Mass Effect, for example, has a solid story and increasingly sweet combat, and I really like the talent chains and equipment modding system for how they let you customize your character, but if what you want is turn-based stat-crunching,
Mass Effect might not be your thing. Some people wouldn't appreciate turn-based stat-crunching, some people can appreciate both, and some people appreciate very little except stat-based turn-crunching.
(I'm in "both". I love crunching numbers, but if a game has a good story, I don't much care whether I'm in turn-based or strategy-mode or action-mode or what. If the story is good and combat is fun for me, I'm happy with whatever.)
So, short version: our target market isn't people who would buy anything with BioWare's name on it. That's part of our target market, certainly, and it's the one part that will be there for every game, but every game also has a different target market beyond that core group.
And the hope/plan is that some of the people who've never played a BioWare game play Mass Effect, like it, and decide to give Dragon Age a try, even though they usually just play shooters. (Which is kind of a duh, but probably needed to be said.)
I'm not saying this to offend you Patrick, and you are right I'm not privy to the demographics so excuse my ignorance. I'm simply saying these are different games.
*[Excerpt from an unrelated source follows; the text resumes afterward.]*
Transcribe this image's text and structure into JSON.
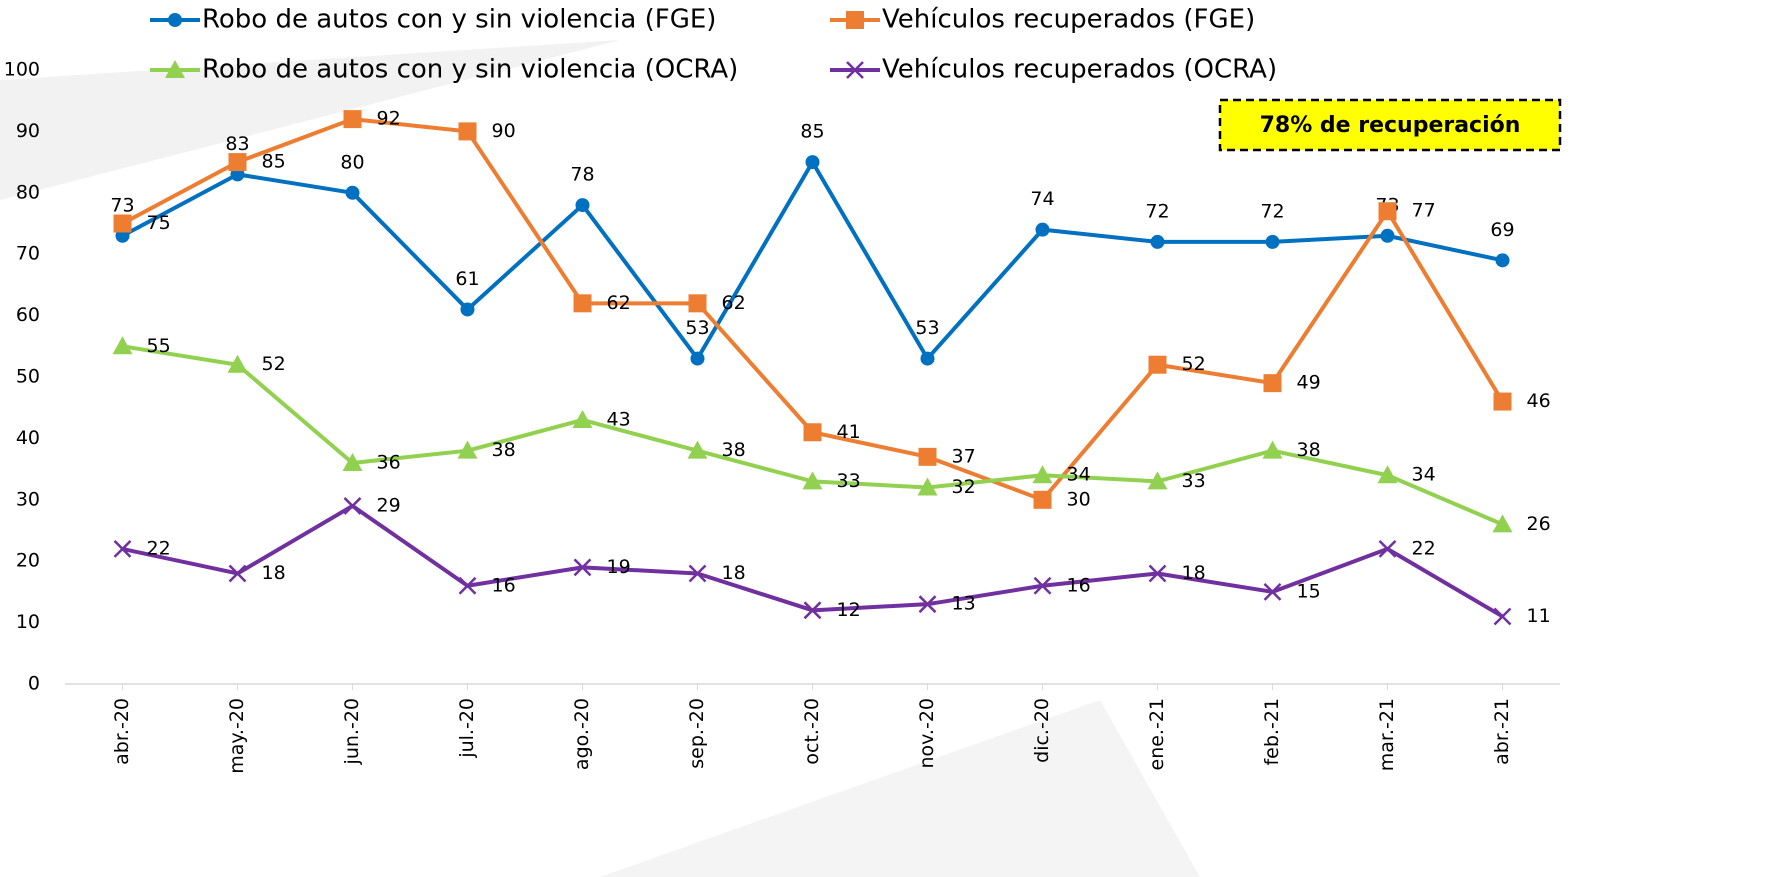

Agreed. I hope the above clarifies my position. (Which, again, is the position of a guy who is in no way connected with marketing or product direction, so take it as a view from the trenches, nothing more.)
I myself am curious about the next Bioware game but I don't have a console for example. I myself am waiting for the next BG or NWN2 type game from you guys for PC.
I imagine it'll come to PC someday, hopefully sooner than
Jade Empire did. No guarantees, but it would make logical sense.
And
Dragon Age looks like the game you're waiting for, in any event.